To use the scan-to-pay features of PayMaya and GCash, a customer with an iPhone or an Android smartphone only needs to download or update to the latest version of the their app, register an account, and fund their digital wallet at any partner-outlets nationwide. Once done, the customer just has to tap on Scan QR, point a phone’s camera at the partner’s QR code, and pay.
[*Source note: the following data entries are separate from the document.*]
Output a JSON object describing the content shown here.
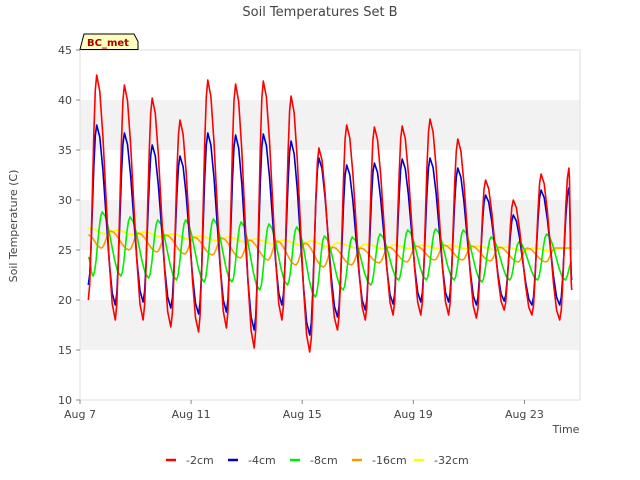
{
  "chart_data": {
    "type": "line",
    "title": "Soil Temperatures Set B",
    "xlabel": "Time",
    "ylabel": "Soil Temperature (C)",
    "ylim": [
      10,
      45
    ],
    "xlim_days": [
      7,
      25
    ],
    "x_unit": "day of August",
    "yticks": [
      10,
      15,
      20,
      25,
      30,
      35,
      40,
      45
    ],
    "xticks": [
      {
        "day": 7,
        "label": "Aug 7"
      },
      {
        "day": 11,
        "label": "Aug 11"
      },
      {
        "day": 15,
        "label": "Aug 15"
      },
      {
        "day": 19,
        "label": "Aug 19"
      },
      {
        "day": 23,
        "label": "Aug 23"
      }
    ],
    "grid": "horizontal-bands",
    "legend_position": "bottom",
    "site_label": "BC_met",
    "series": [
      {
        "name": "-2cm",
        "color": "#ff0000",
        "daily": [
          [
            7.6,
            42.5,
            18.0
          ],
          [
            8.6,
            41.5,
            18.0
          ],
          [
            9.6,
            40.2,
            18.0
          ],
          [
            10.6,
            38.0,
            17.3
          ],
          [
            11.6,
            42.0,
            16.8
          ],
          [
            12.6,
            41.6,
            17.2
          ],
          [
            13.6,
            41.9,
            15.2
          ],
          [
            14.6,
            40.4,
            18.0
          ],
          [
            15.6,
            35.2,
            14.8
          ],
          [
            16.6,
            37.5,
            17.0
          ],
          [
            17.6,
            37.3,
            18.0
          ],
          [
            18.6,
            37.4,
            18.5
          ],
          [
            19.6,
            38.1,
            18.5
          ],
          [
            20.6,
            36.1,
            18.5
          ],
          [
            21.6,
            32.0,
            18.2
          ],
          [
            22.6,
            30.0,
            19.0
          ],
          [
            23.6,
            32.6,
            18.5
          ],
          [
            24.6,
            33.2,
            18.0
          ]
        ],
        "start": 20.0,
        "end": 21.0
      },
      {
        "name": "-4cm",
        "color": "#0000cc",
        "daily": [
          [
            7.6,
            37.5,
            19.5
          ],
          [
            8.6,
            36.7,
            19.5
          ],
          [
            9.6,
            35.5,
            19.8
          ],
          [
            10.6,
            34.4,
            19.2
          ],
          [
            11.6,
            36.7,
            18.6
          ],
          [
            12.6,
            36.5,
            18.8
          ],
          [
            13.6,
            36.6,
            17.0
          ],
          [
            14.6,
            35.9,
            19.5
          ],
          [
            15.6,
            34.2,
            16.5
          ],
          [
            16.6,
            33.5,
            18.3
          ],
          [
            17.6,
            33.7,
            19.0
          ],
          [
            18.6,
            34.1,
            19.6
          ],
          [
            19.6,
            34.2,
            19.8
          ],
          [
            20.6,
            33.2,
            19.8
          ],
          [
            21.6,
            30.5,
            19.5
          ],
          [
            22.6,
            28.5,
            19.9
          ],
          [
            23.6,
            31.0,
            19.5
          ],
          [
            24.6,
            31.2,
            19.5
          ]
        ],
        "start": 21.5,
        "end": 22.0
      },
      {
        "name": "-8cm",
        "color": "#00ee00",
        "daily": [
          [
            7.8,
            28.8,
            22.4
          ],
          [
            8.8,
            28.3,
            22.4
          ],
          [
            9.8,
            28.0,
            22.2
          ],
          [
            10.8,
            28.0,
            22.0
          ],
          [
            11.8,
            28.1,
            21.8
          ],
          [
            12.8,
            27.8,
            21.8
          ],
          [
            13.8,
            27.6,
            21.0
          ],
          [
            14.8,
            27.3,
            21.5
          ],
          [
            15.8,
            26.4,
            20.3
          ],
          [
            16.8,
            26.3,
            21.0
          ],
          [
            17.8,
            26.6,
            21.5
          ],
          [
            18.8,
            27.0,
            22.0
          ],
          [
            19.8,
            27.1,
            22.0
          ],
          [
            20.8,
            27.0,
            22.0
          ],
          [
            21.8,
            26.3,
            21.8
          ],
          [
            22.8,
            25.8,
            22.0
          ],
          [
            23.8,
            26.6,
            22.0
          ],
          [
            24.8,
            27.0,
            22.0
          ]
        ],
        "start": 24.3,
        "end": 23.8
      },
      {
        "name": "-16cm",
        "color": "#ff9900",
        "daily": [
          [
            8.1,
            26.9,
            25.2
          ],
          [
            9.1,
            26.7,
            25.0
          ],
          [
            10.1,
            26.5,
            24.8
          ],
          [
            11.1,
            26.3,
            24.6
          ],
          [
            12.1,
            26.2,
            24.5
          ],
          [
            13.1,
            26.0,
            24.2
          ],
          [
            14.1,
            25.9,
            24.0
          ],
          [
            15.1,
            25.7,
            23.5
          ],
          [
            16.1,
            25.3,
            23.3
          ],
          [
            17.1,
            25.2,
            23.5
          ],
          [
            18.1,
            25.3,
            23.7
          ],
          [
            19.1,
            25.4,
            23.8
          ],
          [
            20.1,
            25.5,
            24.0
          ],
          [
            21.1,
            25.4,
            24.0
          ],
          [
            22.1,
            25.3,
            23.9
          ],
          [
            23.1,
            25.2,
            23.8
          ],
          [
            24.1,
            25.2,
            23.8
          ],
          [
            25.1,
            25.1,
            24.0
          ]
        ],
        "start": 26.5,
        "end": 25.2
      },
      {
        "name": "-32cm",
        "color": "#ffff00",
        "daily": [
          [
            8.3,
            27.0,
            26.6
          ],
          [
            9.3,
            26.8,
            26.5
          ],
          [
            10.3,
            26.6,
            26.3
          ],
          [
            11.3,
            26.4,
            26.1
          ],
          [
            12.3,
            26.3,
            25.9
          ],
          [
            13.3,
            26.1,
            25.8
          ],
          [
            14.3,
            26.0,
            25.6
          ],
          [
            15.3,
            25.9,
            25.5
          ],
          [
            16.3,
            25.7,
            25.3
          ],
          [
            17.3,
            25.6,
            25.2
          ],
          [
            18.3,
            25.5,
            25.1
          ],
          [
            19.3,
            25.5,
            25.1
          ],
          [
            20.3,
            25.5,
            25.1
          ],
          [
            21.3,
            25.4,
            25.1
          ],
          [
            22.3,
            25.3,
            25.0
          ],
          [
            23.3,
            25.2,
            24.9
          ],
          [
            24.3,
            25.2,
            24.9
          ],
          [
            25.3,
            25.1,
            24.9
          ]
        ],
        "start": 27.2,
        "end": 25.1
      }
    ]
  }
}
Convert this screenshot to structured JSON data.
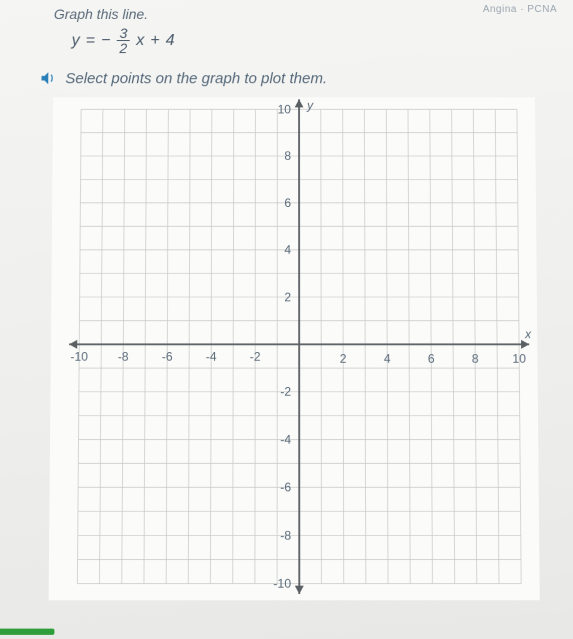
{
  "header": {
    "partial_title": "Graph this line.",
    "corner_text": "Angina · PCNA"
  },
  "equation": {
    "lhs": "y",
    "eq": "=",
    "neg": "−",
    "numerator": "3",
    "denominator": "2",
    "var": "x",
    "plus": "+",
    "const": "4"
  },
  "instruction": "Select points on the graph to plot them.",
  "graph": {
    "type": "cartesian-grid",
    "xlim": [
      -10,
      10
    ],
    "ylim": [
      -10,
      10
    ],
    "tick_step": 1,
    "label_step": 2,
    "x_axis_label": "x",
    "y_axis_label": "y",
    "x_ticks_shown": [
      "-10",
      "-8",
      "-6",
      "-4",
      "-2",
      "2",
      "4",
      "6",
      "8",
      "10"
    ],
    "y_ticks_shown": [
      "10",
      "8",
      "6",
      "4",
      "2",
      "-2",
      "-4",
      "-6",
      "-8",
      "-10"
    ],
    "grid_color": "#c7c8c6",
    "axis_color": "#5a5f63",
    "background_color": "#fbfbf9",
    "label_color": "#5a6a7a",
    "axis_label_fontsize": 12,
    "tick_label_fontsize": 12,
    "arrowheads": true
  },
  "colors": {
    "page_bg": "#f2f2f0",
    "text": "#4a5a6a",
    "speaker": "#2a7fb8",
    "progress": "#2e9e3a"
  }
}
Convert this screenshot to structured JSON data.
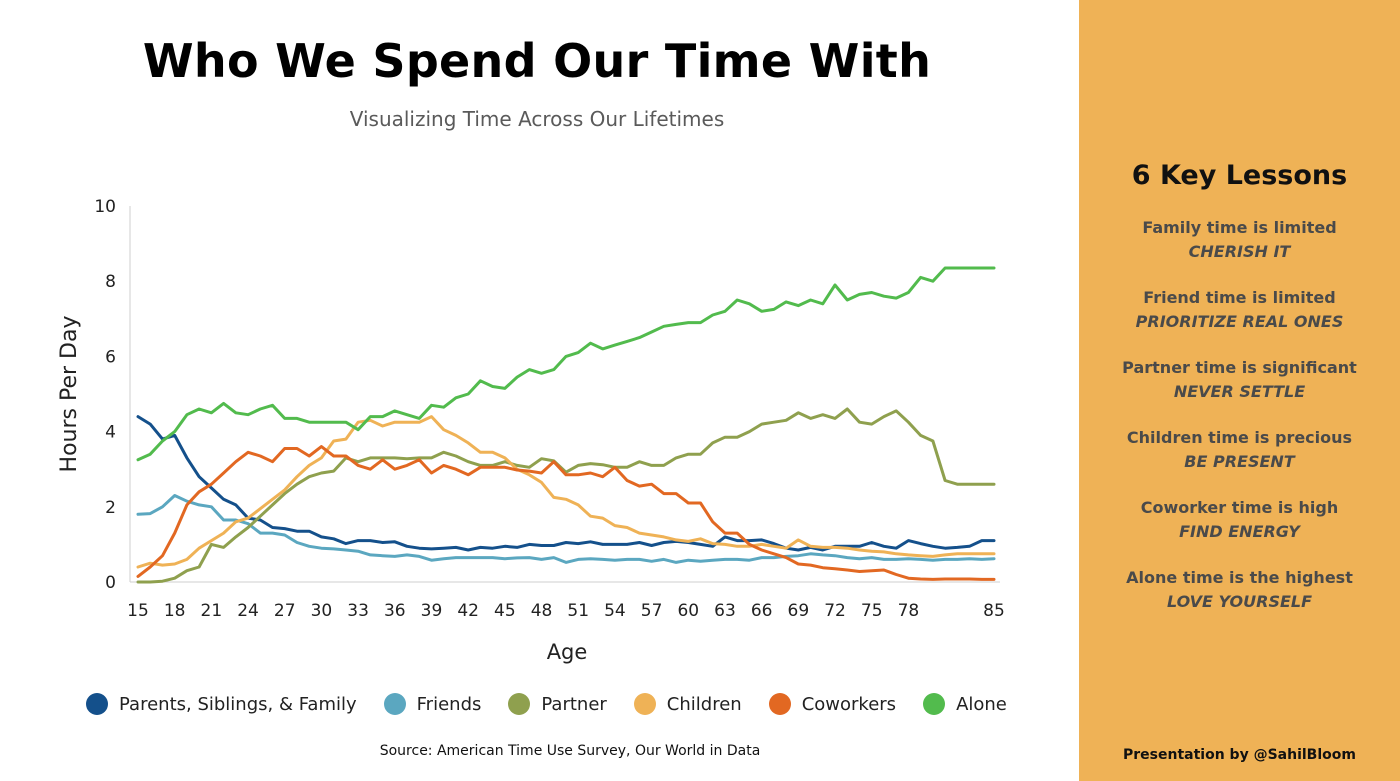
{
  "header": {
    "title": "Who We Spend Our Time With",
    "subtitle": "Visualizing Time Across Our Lifetimes"
  },
  "source": "Source: American Time Use Survey, Our World in Data",
  "sidebar": {
    "title": "6 Key Lessons",
    "lessons": [
      {
        "head": "Family time is limited",
        "tag": "CHERISH IT"
      },
      {
        "head": "Friend time is limited",
        "tag": "PRIORITIZE REAL ONES"
      },
      {
        "head": "Partner time is significant",
        "tag": "NEVER SETTLE"
      },
      {
        "head": "Children time is precious",
        "tag": "BE PRESENT"
      },
      {
        "head": "Coworker time is high",
        "tag": "FIND ENERGY"
      },
      {
        "head": "Alone time is the highest",
        "tag": "LOVE YOURSELF"
      }
    ],
    "credit": "Presentation by @SahilBloom"
  },
  "colors": {
    "sidebar_background": "#efb256",
    "family": "#14508b",
    "friends": "#5ba7c0",
    "partner": "#8fa04e",
    "children": "#efb256",
    "coworkers": "#e26822",
    "alone": "#52bb4d"
  },
  "chart_data": {
    "type": "line",
    "xlabel": "Age",
    "ylabel": "Hours Per Day",
    "xlim": [
      15,
      85
    ],
    "ylim": [
      0,
      10
    ],
    "x_ticks": [
      15,
      18,
      21,
      24,
      27,
      30,
      33,
      36,
      39,
      42,
      45,
      48,
      51,
      54,
      57,
      60,
      63,
      66,
      69,
      72,
      75,
      78,
      85
    ],
    "y_ticks": [
      0,
      2,
      4,
      6,
      8,
      10
    ],
    "legend_position": "bottom",
    "grid": false,
    "x": [
      15,
      16,
      17,
      18,
      19,
      20,
      21,
      22,
      23,
      24,
      25,
      26,
      27,
      28,
      29,
      30,
      31,
      32,
      33,
      34,
      35,
      36,
      37,
      38,
      39,
      40,
      41,
      42,
      43,
      44,
      45,
      46,
      47,
      48,
      49,
      50,
      51,
      52,
      53,
      54,
      55,
      56,
      57,
      58,
      59,
      60,
      61,
      62,
      63,
      64,
      65,
      66,
      67,
      68,
      69,
      70,
      71,
      72,
      73,
      74,
      75,
      76,
      77,
      78,
      79,
      80,
      81,
      82,
      83,
      84,
      85
    ],
    "series": [
      {
        "name": "Parents, Siblings, & Family",
        "color": "#14508b",
        "values": [
          4.4,
          4.2,
          3.8,
          3.9,
          3.3,
          2.8,
          2.5,
          2.2,
          2.05,
          1.7,
          1.65,
          1.45,
          1.42,
          1.35,
          1.35,
          1.2,
          1.15,
          1.02,
          1.1,
          1.1,
          1.05,
          1.07,
          0.95,
          0.9,
          0.88,
          0.9,
          0.92,
          0.85,
          0.92,
          0.9,
          0.95,
          0.92,
          1.0,
          0.97,
          0.97,
          1.05,
          1.02,
          1.07,
          1.0,
          1.0,
          1.0,
          1.05,
          0.97,
          1.05,
          1.08,
          1.05,
          1.0,
          0.95,
          1.2,
          1.1,
          1.1,
          1.12,
          1.02,
          0.9,
          0.85,
          0.92,
          0.85,
          0.95,
          0.95,
          0.95,
          1.05,
          0.95,
          0.9,
          1.1,
          1.02,
          0.95,
          0.9,
          0.92,
          0.95,
          1.1,
          1.1
        ]
      },
      {
        "name": "Friends",
        "color": "#5ba7c0",
        "values": [
          1.8,
          1.82,
          2.0,
          2.3,
          2.15,
          2.05,
          2.0,
          1.65,
          1.65,
          1.55,
          1.3,
          1.3,
          1.25,
          1.05,
          0.95,
          0.9,
          0.88,
          0.85,
          0.82,
          0.72,
          0.7,
          0.68,
          0.72,
          0.68,
          0.58,
          0.62,
          0.65,
          0.65,
          0.65,
          0.65,
          0.62,
          0.64,
          0.65,
          0.6,
          0.65,
          0.52,
          0.6,
          0.62,
          0.6,
          0.58,
          0.6,
          0.6,
          0.55,
          0.6,
          0.52,
          0.58,
          0.55,
          0.58,
          0.6,
          0.6,
          0.58,
          0.65,
          0.65,
          0.68,
          0.7,
          0.75,
          0.72,
          0.7,
          0.65,
          0.62,
          0.65,
          0.6,
          0.6,
          0.62,
          0.6,
          0.58,
          0.6,
          0.6,
          0.62,
          0.6,
          0.62
        ]
      },
      {
        "name": "Partner",
        "color": "#8fa04e",
        "values": [
          0,
          0,
          0.02,
          0.1,
          0.3,
          0.4,
          1.0,
          0.92,
          1.2,
          1.45,
          1.75,
          2.05,
          2.35,
          2.6,
          2.8,
          2.9,
          2.95,
          3.3,
          3.2,
          3.3,
          3.3,
          3.3,
          3.28,
          3.3,
          3.3,
          3.45,
          3.35,
          3.2,
          3.1,
          3.1,
          3.2,
          3.1,
          3.05,
          3.28,
          3.22,
          2.92,
          3.1,
          3.15,
          3.12,
          3.05,
          3.05,
          3.2,
          3.1,
          3.1,
          3.3,
          3.4,
          3.4,
          3.7,
          3.85,
          3.85,
          4.0,
          4.2,
          4.25,
          4.3,
          4.5,
          4.35,
          4.45,
          4.35,
          4.6,
          4.25,
          4.2,
          4.4,
          4.55,
          4.25,
          3.9,
          3.75,
          2.7,
          2.6,
          2.6,
          2.6,
          2.6
        ]
      },
      {
        "name": "Children",
        "color": "#efb256",
        "values": [
          0.4,
          0.5,
          0.45,
          0.48,
          0.6,
          0.9,
          1.1,
          1.3,
          1.6,
          1.7,
          1.95,
          2.2,
          2.45,
          2.8,
          3.1,
          3.3,
          3.75,
          3.8,
          4.25,
          4.3,
          4.15,
          4.25,
          4.25,
          4.25,
          4.4,
          4.05,
          3.9,
          3.7,
          3.45,
          3.45,
          3.3,
          3.0,
          2.85,
          2.65,
          2.25,
          2.2,
          2.05,
          1.75,
          1.7,
          1.5,
          1.45,
          1.3,
          1.25,
          1.2,
          1.12,
          1.08,
          1.15,
          1.02,
          1.0,
          0.95,
          0.95,
          1.0,
          0.95,
          0.9,
          1.12,
          0.95,
          0.92,
          0.92,
          0.9,
          0.85,
          0.82,
          0.8,
          0.75,
          0.72,
          0.7,
          0.68,
          0.72,
          0.75,
          0.75,
          0.75,
          0.75
        ]
      },
      {
        "name": "Coworkers",
        "color": "#e26822",
        "values": [
          0.15,
          0.4,
          0.7,
          1.3,
          2.05,
          2.4,
          2.6,
          2.9,
          3.2,
          3.45,
          3.35,
          3.2,
          3.55,
          3.55,
          3.35,
          3.6,
          3.35,
          3.35,
          3.1,
          3.0,
          3.25,
          3.0,
          3.1,
          3.25,
          2.9,
          3.1,
          3.0,
          2.85,
          3.05,
          3.05,
          3.05,
          2.98,
          2.95,
          2.9,
          3.2,
          2.85,
          2.85,
          2.9,
          2.8,
          3.05,
          2.7,
          2.55,
          2.6,
          2.35,
          2.35,
          2.1,
          2.1,
          1.6,
          1.3,
          1.3,
          1.0,
          0.85,
          0.75,
          0.65,
          0.48,
          0.45,
          0.38,
          0.35,
          0.32,
          0.28,
          0.3,
          0.32,
          0.2,
          0.1,
          0.08,
          0.07,
          0.08,
          0.08,
          0.08,
          0.07,
          0.07
        ]
      },
      {
        "name": "Alone",
        "color": "#52bb4d",
        "values": [
          3.25,
          3.4,
          3.75,
          4.0,
          4.45,
          4.6,
          4.5,
          4.75,
          4.5,
          4.45,
          4.6,
          4.7,
          4.35,
          4.35,
          4.25,
          4.25,
          4.25,
          4.25,
          4.05,
          4.4,
          4.4,
          4.55,
          4.45,
          4.35,
          4.7,
          4.65,
          4.9,
          5.0,
          5.35,
          5.2,
          5.15,
          5.45,
          5.65,
          5.55,
          5.65,
          6.0,
          6.1,
          6.35,
          6.2,
          6.3,
          6.4,
          6.5,
          6.65,
          6.8,
          6.85,
          6.9,
          6.9,
          7.1,
          7.2,
          7.5,
          7.4,
          7.2,
          7.25,
          7.45,
          7.35,
          7.5,
          7.4,
          7.9,
          7.5,
          7.65,
          7.7,
          7.6,
          7.55,
          7.7,
          8.1,
          8.0,
          8.35,
          8.35,
          8.35,
          8.35,
          8.35
        ]
      }
    ]
  }
}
Digital wallet and mobile payments app, Coins.ph, likewise is driving the promotion of cashless payment in the Philippines. Coins.ph enables everyone, including those without bank accounts to store value in their Coins.ph e-wallet, transfer money for family and friends, pay bills, buy load, reload beep cards, and make payments across the Philippines directly from their phone.
The Future of Going Cashless
“With more digital payment startup-companies opening in the Philippines, the industry is undoubtedly set for growth in the coming years,” said Siang Tiong Yeo. “While the cost can be anybody’s guess, the Philippines, with its young and internet-savvy population, is surely off to embrace the perks of using cashless transactions via mobile phones.”
Aside from the need to beef up the internet connection in the country to make this shift possible, the government and the public should also be ready for security hazards digital payments would bring about.
The strong economic growth and the acceleration in smartphone penetration as well as the growing online shopping business are also giving high hopes for the continued adoption of cashless payments in the country.
Another factor that can help contribute to the future of a cashless society in the Philippines are government initiatives, such as the BSP’s NRPS. The BSP aims to develop a digital finance ecosystem that supports the diverse needs of all users in a manner that is secure, sustainable, convenient, and affordable.
Azzola, on the other hand, sees exponential growth for cashless payments this year, especially with new businesses and merchants willing to accept digital payments for their products and services. They also fully support the government’s initiative of increasing the share of digital transactions to 20% by 2020, an ambitious but not completely impossible goal.